Interview de Yannick Jadot sur l'agriculture et la ruralité
Député européen depuis 2009, à 49 ans Yannick Jadot a remporté en novembre dernier la primaire écologiste. Il est de ce fait le candidat d'Europe Ecologie Les Verts à l'élection présidentielle.
Quelles sont vos propositions pour que l’agriculture et l’agroalimentaire redeviennent un enjeu stratégique au niveau français et européen ?
Yannick Jadot - Il est compliqué de parler d'enjeu stratégique lorsqu'il s'agit de nourrir les gens : l'agriculture n'est pas un secteur d'activité comme les autres. L'écueil néolibéral dans lequel nous sommes tombés condamne une large majorité de paysans à une guerre économique sans fin, qu'ils ne peuvent pas gagner. Les crises se succèdent, toujours plus violentes ; et les remèdes ponctuels n'ont plus d'effets, si ce n'est obliger un nombre croissant d’agriculteurs à remplir des dossiers d'aide pour survivre.
Le modèle agricole que nous défendons doit garantir notre souveraineté alimentaire avec des produits de qualité, protéger les travailleurs de la terre et assurer le renouvellement des ressources naturelles dont nous dépendons pour vivre.
Nous proposons de relocaliser massivement notre agriculture et d'accompagner les agriculteurs vers le bio et la labellisation, en allouant 50% des fonds de la PAC à cette restructuration. Nous avons pour objectif de quadrupler la SAU en bio sur la mandature. Nous mettrons pour cela en place une politique volontariste d'accès au foncier et de lutte contre l'artificialisation des sols, notamment en zone périurbaine. Pour assurer des débouchés aux agriculteurs et une alimentation de qualité au plus grand nombre, 100% des cantines (publiques et privées) seront approvisionnées en produits locaux, biologiques ou paysans. Ce sont des synergies que nous voulons favoriser, entre territoires, agriculteurs et citoyens.
Aujourd’hui l’agriculteur n’est pas correctement rémunéré dans la chaîne de production et sa situation est très fragile. Que proposez-vous pour une répartition plus équitable de la valeur afin que les paysans continuent de vivre dignement de leur métier ?
Y.J. - Les prix de ventes des produits agricoles sont beaucoup trop bas pour couvrir les frais et la rémunération des agriculteurs. Par contre, les intermédiaires, les grandes surfaces, les marchands de semences et de matériel réalisent eux des marges injustifiées. Le modèle actuel doit se métamorphoser le plus possible en une agriculture et une filière agro-alimentaire de proximité, génératrice de revenus dignes et de produits de qualité.

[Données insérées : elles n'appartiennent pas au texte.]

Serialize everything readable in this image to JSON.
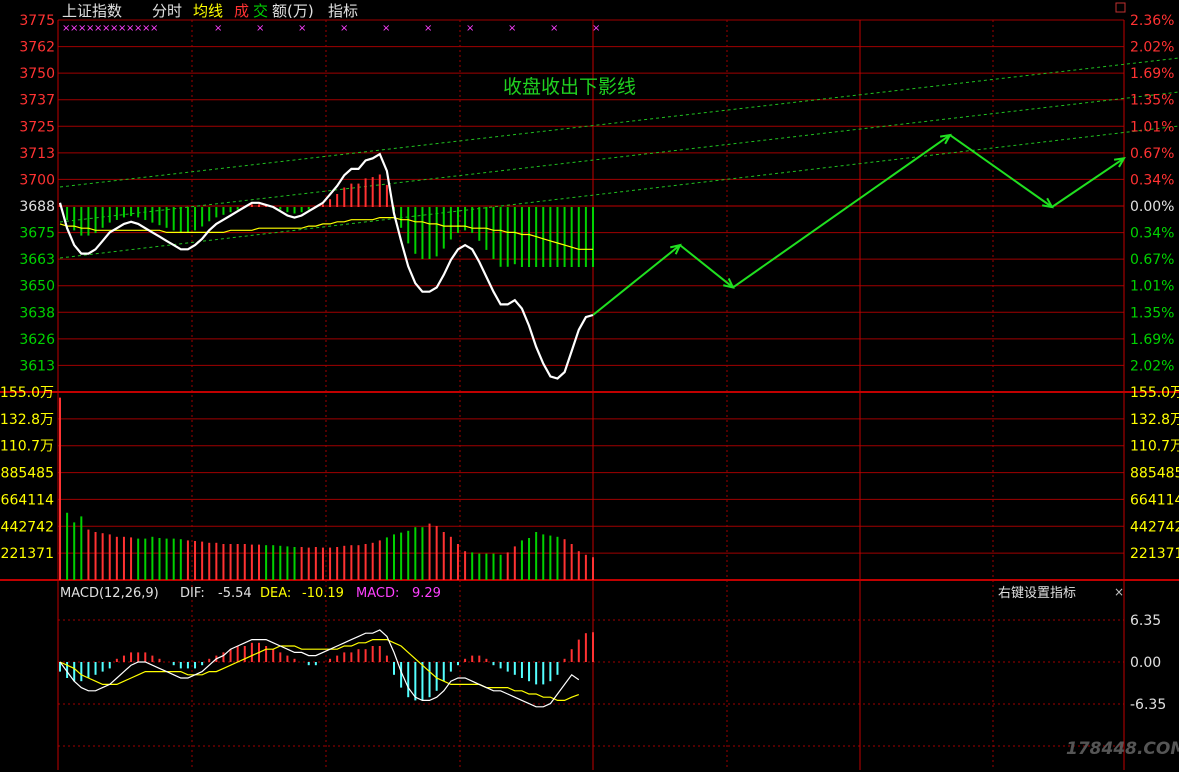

Les solutions à la crise agricole sont dans nos territoires. Dès à présent, le travail de tous les agriculteurs doit être reconnu dans le prix de leurs produits. L’alimentation est la condition même de la vie de tous les êtres humains, et ses producteurs doivent être respectés à ce titre.

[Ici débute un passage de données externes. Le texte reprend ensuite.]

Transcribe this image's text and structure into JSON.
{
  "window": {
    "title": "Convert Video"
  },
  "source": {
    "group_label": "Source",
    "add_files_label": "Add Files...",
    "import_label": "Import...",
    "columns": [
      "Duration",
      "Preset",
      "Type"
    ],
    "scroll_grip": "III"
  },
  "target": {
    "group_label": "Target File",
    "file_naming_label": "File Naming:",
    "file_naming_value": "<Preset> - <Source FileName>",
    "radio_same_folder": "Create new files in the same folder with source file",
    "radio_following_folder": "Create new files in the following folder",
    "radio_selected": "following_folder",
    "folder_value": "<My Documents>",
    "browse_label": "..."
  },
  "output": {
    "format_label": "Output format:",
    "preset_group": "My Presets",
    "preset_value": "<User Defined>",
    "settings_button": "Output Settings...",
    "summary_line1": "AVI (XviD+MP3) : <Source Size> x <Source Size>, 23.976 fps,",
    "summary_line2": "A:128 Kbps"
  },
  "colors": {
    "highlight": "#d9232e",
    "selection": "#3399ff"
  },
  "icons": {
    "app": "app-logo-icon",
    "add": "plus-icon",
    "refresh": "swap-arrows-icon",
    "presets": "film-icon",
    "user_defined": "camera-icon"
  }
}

La ruralité est essentielle dans notre pays et pour l’agriculture. Quel est votre projet pour redynamiser les territoires ruraux, notamment par rapport aux services publics, à l’accès aux nouvelles technologies, aux emplois, au foncier ?
Y.J. - Les conditions d’existence se sont dégradées dans beaucoup de nos zones rurales. Le sentiment d’abandon persiste.
Nous voulons engager la transition écologique des territoires ruraux, pour leur permettre de valoriser leurs ressources locales et d’apparaître comme des lieux où il est possible de concrétiser des projets professionnels et de mieux vivre. C'est en relocalisant, conservant et réimplantant l'activité que nous redynamiserons les zones rurales.
Il faut assurer un maillage des transports publics sur tout le territoire, et en finir avec les déserts médicaux en soutenant l’installation de médecins en maisons de santé adossées à des unités de premiers soins. L’aménagement du territoire doit garantir la cohésion sociale, et le maintien des services publics partout.